Et qu’advienne le chaos !

Cinq ans n’ont visiblement pas suffi. Il faut que le chaos social et économique soit total, que la pauvreté s’étende, que les classes moyennes qui parviennent encore à vivre s’appauvrissent assez pour en être réduites à la survie, que leurs enfants soient convaincus que leur vie sera bien pire que celle de leurs parents, que les libertés publiques soient définitivement jetées aux ordures, que les libertés fondamentales ne soient plus qu’une légende, que manifester devienne si dangereux que plus un seul français ne se risquera à sortir avec une pancarte, une revendication ou le moindre signe distinctif qui pourrait le désigner comme opposant. Il faut que le pouvoir cogne plus fort, qu’il réprime, qu’il arrête, qu’il assigne, qu’il engeôle, qu’il éborgne par centaines.
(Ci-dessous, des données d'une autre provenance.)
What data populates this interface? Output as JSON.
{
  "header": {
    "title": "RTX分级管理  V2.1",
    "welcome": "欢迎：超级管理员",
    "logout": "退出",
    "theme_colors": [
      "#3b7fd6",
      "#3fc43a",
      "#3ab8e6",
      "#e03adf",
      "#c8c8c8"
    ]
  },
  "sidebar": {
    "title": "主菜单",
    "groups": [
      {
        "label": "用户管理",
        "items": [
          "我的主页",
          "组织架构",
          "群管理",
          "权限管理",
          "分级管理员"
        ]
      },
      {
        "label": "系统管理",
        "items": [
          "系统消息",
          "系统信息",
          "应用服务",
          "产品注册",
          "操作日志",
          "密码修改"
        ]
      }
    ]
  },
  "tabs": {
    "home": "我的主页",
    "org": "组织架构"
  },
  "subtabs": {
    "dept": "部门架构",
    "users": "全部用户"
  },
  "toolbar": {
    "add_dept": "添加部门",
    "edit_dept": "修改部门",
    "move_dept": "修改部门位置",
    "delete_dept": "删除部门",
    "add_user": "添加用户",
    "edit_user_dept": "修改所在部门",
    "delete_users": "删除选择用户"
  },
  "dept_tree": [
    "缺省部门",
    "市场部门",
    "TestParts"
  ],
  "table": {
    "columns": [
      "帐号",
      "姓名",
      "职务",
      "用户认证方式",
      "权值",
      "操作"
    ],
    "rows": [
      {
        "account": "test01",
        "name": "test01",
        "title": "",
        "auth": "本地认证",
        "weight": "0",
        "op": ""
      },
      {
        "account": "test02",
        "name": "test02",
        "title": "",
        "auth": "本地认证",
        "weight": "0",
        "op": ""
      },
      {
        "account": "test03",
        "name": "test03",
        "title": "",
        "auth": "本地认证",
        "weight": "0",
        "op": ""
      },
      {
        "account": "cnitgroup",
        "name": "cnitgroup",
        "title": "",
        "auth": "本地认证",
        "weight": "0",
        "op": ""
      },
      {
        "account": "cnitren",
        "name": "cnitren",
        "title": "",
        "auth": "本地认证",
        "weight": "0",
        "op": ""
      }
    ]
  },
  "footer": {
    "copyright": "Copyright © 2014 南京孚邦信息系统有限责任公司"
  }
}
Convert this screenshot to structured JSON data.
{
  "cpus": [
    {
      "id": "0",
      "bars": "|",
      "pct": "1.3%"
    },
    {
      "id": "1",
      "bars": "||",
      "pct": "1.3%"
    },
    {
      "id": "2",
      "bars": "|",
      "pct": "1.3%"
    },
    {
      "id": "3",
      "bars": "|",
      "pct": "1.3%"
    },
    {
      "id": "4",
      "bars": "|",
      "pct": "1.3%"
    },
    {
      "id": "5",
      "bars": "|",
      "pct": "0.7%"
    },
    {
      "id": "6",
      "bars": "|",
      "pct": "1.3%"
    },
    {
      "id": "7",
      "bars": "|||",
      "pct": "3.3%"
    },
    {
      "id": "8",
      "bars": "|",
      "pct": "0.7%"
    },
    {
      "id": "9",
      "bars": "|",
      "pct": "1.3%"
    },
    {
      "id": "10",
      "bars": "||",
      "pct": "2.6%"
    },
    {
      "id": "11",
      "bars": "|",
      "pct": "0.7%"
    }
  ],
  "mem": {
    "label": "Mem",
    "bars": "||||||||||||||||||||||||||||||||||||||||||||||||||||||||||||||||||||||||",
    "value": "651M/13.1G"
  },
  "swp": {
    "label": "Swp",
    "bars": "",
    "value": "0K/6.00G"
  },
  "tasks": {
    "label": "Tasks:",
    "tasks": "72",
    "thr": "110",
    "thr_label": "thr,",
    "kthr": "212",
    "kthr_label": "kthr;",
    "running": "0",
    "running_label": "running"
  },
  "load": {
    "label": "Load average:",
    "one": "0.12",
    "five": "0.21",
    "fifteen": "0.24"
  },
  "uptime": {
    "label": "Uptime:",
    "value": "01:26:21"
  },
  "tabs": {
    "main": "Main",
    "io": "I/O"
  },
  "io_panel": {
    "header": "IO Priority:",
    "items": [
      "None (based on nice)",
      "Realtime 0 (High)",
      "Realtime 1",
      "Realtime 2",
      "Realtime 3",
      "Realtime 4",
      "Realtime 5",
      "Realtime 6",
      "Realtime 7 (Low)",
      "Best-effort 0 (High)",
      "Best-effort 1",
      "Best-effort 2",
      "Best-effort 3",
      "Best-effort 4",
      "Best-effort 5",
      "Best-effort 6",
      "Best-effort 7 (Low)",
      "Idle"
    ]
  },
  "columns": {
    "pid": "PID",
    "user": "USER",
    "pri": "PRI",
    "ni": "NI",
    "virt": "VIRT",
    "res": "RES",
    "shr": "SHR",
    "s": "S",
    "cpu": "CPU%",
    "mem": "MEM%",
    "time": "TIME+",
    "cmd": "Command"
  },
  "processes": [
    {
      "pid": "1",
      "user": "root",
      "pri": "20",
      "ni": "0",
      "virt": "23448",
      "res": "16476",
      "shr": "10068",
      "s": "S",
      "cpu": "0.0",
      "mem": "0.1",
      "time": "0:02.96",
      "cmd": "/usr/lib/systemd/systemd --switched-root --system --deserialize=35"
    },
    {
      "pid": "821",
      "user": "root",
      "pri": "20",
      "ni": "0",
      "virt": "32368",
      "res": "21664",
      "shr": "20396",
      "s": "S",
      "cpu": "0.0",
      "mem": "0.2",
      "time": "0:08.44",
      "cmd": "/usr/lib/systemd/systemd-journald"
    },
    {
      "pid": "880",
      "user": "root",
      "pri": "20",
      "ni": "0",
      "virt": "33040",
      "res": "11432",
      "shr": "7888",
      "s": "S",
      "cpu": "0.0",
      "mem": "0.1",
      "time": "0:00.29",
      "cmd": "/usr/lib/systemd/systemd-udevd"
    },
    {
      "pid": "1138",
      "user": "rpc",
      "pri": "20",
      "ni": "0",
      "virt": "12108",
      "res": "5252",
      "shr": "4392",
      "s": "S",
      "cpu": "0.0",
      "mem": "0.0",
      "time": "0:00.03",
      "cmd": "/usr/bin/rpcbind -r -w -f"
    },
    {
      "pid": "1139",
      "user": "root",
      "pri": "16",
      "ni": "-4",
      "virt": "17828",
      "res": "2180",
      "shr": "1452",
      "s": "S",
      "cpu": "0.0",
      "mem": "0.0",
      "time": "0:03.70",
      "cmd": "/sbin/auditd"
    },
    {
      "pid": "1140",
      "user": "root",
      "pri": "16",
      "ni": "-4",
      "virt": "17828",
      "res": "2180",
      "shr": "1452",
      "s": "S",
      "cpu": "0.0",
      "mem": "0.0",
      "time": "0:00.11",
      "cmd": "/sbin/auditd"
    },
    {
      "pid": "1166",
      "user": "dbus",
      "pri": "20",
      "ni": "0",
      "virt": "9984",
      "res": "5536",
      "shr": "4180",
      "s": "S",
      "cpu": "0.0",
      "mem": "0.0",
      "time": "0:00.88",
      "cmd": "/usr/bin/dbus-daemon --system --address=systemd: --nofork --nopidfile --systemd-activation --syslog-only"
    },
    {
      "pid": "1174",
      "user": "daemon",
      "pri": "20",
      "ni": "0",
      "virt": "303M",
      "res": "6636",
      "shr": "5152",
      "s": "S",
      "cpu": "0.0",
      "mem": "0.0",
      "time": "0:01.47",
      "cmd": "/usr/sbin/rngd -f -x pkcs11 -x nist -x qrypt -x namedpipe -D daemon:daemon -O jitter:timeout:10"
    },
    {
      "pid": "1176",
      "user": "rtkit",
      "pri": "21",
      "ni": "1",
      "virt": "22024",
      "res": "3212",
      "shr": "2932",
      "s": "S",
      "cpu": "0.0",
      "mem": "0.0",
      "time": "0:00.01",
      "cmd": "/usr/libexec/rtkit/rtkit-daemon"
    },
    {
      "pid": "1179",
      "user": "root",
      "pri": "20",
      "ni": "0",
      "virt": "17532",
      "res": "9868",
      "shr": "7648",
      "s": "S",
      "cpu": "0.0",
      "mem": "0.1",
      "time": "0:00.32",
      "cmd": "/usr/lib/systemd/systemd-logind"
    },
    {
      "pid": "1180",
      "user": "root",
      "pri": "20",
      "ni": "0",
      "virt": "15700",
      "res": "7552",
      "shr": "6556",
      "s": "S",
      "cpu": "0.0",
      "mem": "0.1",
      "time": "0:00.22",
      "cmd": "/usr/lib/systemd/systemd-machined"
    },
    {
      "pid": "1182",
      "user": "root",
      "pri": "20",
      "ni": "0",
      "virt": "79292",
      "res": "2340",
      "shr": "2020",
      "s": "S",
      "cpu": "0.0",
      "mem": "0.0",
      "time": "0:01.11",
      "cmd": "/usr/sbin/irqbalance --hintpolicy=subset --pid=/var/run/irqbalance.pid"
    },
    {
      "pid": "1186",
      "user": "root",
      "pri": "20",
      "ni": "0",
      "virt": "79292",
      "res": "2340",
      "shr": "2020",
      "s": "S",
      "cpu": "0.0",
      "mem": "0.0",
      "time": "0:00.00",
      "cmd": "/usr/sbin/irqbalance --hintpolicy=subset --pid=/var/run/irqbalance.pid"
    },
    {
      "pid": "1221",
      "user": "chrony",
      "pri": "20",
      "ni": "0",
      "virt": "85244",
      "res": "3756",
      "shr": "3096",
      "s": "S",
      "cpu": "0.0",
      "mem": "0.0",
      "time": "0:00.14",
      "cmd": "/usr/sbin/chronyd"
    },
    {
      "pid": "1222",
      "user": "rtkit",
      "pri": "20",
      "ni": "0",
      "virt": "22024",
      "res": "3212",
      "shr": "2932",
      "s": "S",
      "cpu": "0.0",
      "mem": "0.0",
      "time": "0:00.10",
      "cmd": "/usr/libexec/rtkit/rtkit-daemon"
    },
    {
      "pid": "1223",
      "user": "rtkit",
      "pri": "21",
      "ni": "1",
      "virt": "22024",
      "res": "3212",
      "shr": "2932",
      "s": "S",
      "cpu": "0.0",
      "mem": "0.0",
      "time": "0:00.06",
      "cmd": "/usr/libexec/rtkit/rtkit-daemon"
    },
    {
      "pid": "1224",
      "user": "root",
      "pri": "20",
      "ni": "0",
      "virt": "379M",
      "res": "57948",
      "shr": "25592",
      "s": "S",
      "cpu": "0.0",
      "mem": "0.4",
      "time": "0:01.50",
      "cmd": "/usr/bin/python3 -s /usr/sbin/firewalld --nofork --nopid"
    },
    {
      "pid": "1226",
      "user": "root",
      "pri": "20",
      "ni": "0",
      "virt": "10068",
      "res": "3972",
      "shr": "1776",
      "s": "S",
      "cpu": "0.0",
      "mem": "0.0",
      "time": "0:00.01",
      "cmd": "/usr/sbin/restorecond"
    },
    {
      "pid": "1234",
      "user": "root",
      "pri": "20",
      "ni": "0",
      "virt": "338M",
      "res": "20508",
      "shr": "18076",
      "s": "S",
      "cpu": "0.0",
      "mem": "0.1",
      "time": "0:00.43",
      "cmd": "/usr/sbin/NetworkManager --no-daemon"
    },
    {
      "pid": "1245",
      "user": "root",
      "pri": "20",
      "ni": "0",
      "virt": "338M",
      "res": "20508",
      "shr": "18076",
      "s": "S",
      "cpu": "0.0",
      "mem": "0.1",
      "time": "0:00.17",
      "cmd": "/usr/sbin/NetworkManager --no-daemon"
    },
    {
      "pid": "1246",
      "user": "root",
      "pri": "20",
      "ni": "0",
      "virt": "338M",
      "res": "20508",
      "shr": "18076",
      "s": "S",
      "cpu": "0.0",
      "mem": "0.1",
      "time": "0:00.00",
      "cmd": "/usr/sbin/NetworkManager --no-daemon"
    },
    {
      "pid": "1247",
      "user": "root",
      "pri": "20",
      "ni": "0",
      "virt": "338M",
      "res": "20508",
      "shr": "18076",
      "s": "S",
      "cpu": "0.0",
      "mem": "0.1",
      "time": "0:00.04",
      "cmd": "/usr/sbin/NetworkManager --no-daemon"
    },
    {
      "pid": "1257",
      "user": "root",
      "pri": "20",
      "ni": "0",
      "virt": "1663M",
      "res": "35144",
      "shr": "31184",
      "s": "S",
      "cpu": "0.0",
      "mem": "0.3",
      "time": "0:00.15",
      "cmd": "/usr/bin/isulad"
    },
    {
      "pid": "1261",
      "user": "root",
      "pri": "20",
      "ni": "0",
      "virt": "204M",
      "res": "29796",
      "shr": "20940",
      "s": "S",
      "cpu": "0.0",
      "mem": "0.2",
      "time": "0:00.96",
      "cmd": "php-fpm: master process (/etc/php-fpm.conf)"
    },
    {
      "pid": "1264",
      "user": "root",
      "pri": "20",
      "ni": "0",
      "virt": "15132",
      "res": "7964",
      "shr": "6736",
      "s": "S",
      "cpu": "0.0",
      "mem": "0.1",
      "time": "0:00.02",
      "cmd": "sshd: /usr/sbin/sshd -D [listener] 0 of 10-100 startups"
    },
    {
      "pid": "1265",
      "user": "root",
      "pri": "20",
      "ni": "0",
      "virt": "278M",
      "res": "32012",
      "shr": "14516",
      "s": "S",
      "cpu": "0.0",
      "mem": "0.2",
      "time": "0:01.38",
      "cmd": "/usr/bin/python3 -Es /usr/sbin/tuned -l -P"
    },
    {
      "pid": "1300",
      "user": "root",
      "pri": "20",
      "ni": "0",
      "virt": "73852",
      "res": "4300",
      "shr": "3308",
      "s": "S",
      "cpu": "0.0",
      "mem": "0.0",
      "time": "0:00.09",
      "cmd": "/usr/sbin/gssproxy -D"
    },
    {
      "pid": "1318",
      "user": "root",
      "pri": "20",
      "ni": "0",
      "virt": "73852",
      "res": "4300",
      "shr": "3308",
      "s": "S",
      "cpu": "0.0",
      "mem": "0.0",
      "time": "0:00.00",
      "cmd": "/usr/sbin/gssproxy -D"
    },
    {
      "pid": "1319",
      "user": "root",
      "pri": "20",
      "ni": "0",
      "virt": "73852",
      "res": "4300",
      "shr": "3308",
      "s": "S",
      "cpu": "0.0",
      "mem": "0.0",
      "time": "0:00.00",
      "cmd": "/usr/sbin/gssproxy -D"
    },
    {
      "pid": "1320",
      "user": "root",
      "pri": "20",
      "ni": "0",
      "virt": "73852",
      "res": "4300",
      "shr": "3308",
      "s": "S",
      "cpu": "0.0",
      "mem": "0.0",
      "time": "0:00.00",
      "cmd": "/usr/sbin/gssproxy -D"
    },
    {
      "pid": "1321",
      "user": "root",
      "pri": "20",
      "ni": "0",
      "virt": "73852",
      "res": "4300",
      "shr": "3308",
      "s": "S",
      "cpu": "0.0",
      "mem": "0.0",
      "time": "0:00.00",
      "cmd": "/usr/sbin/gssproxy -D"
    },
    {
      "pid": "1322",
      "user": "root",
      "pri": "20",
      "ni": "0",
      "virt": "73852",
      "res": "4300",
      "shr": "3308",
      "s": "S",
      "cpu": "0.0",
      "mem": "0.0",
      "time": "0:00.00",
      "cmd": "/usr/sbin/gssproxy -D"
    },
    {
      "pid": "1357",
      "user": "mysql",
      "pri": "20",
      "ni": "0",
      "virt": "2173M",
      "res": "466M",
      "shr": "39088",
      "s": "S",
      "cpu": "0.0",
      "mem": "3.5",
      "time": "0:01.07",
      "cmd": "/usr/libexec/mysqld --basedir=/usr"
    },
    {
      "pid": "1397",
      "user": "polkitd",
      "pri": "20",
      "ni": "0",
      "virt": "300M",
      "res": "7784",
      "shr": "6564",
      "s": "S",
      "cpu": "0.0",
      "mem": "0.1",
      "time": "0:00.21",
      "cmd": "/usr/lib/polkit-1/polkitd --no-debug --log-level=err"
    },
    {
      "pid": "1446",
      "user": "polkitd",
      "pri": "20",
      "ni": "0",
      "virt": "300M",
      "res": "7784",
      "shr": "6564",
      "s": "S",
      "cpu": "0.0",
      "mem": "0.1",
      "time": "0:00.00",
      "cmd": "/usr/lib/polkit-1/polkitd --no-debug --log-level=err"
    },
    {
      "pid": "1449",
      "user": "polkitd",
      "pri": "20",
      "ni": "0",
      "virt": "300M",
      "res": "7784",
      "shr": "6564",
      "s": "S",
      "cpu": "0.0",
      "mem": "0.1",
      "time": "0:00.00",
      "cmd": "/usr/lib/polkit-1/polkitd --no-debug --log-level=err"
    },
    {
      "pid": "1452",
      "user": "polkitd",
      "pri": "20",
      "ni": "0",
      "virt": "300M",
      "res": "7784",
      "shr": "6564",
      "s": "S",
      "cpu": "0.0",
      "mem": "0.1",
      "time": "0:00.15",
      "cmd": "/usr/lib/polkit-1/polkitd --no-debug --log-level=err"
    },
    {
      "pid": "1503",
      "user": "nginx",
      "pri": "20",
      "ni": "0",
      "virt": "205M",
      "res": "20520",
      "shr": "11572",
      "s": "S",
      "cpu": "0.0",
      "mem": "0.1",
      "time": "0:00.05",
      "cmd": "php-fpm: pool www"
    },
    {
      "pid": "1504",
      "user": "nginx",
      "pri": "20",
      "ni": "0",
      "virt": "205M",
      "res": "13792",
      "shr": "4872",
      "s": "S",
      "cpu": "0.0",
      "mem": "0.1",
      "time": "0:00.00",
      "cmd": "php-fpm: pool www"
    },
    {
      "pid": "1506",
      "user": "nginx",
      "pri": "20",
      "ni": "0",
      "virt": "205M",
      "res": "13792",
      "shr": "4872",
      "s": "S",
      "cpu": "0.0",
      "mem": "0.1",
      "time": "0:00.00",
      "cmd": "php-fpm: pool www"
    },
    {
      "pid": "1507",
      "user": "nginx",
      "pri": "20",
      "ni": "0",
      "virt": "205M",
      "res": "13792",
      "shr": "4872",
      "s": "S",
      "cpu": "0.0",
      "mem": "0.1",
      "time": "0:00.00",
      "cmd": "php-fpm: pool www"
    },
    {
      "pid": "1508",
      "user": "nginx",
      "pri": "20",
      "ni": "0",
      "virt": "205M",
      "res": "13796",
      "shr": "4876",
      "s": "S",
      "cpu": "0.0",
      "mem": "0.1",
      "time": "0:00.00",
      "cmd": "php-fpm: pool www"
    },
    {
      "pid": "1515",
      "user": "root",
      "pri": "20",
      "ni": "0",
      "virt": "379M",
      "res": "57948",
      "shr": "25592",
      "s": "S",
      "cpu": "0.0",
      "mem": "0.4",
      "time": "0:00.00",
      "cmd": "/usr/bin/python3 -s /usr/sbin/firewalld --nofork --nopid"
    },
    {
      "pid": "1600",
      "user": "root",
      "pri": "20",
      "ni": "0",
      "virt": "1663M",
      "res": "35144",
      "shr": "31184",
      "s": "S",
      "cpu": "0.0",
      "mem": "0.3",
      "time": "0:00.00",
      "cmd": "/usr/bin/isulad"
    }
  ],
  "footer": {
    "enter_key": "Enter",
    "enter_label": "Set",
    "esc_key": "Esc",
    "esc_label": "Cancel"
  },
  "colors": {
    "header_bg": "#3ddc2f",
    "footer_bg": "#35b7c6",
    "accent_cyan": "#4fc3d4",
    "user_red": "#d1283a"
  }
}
Il faut que chaque geste du quotidien soit enregistré, surveillé, numérisé, que plus rien de nos vies n’échappe à un drone, une caméra de surveillance ou un QR code. Il faut que nos existences même soient encadrées, guidées, que la voie soit tracée, que pas une seule brebis ne puisse s’égarer. Il faut renforcer les restrictions, les interdictions, multiplier les procès en illégitimité, disqualifier encore plus durement toute pensée déviante. Il faut, à défaut de les brûler, rejeter les hérétiques, les ostraciser, les exiler dans les marges, en dehors de la société du bien. Il faut que toute expression non conforme, non validée, non autorisée soit, non pas censurée, mais juste impossible à énoncer.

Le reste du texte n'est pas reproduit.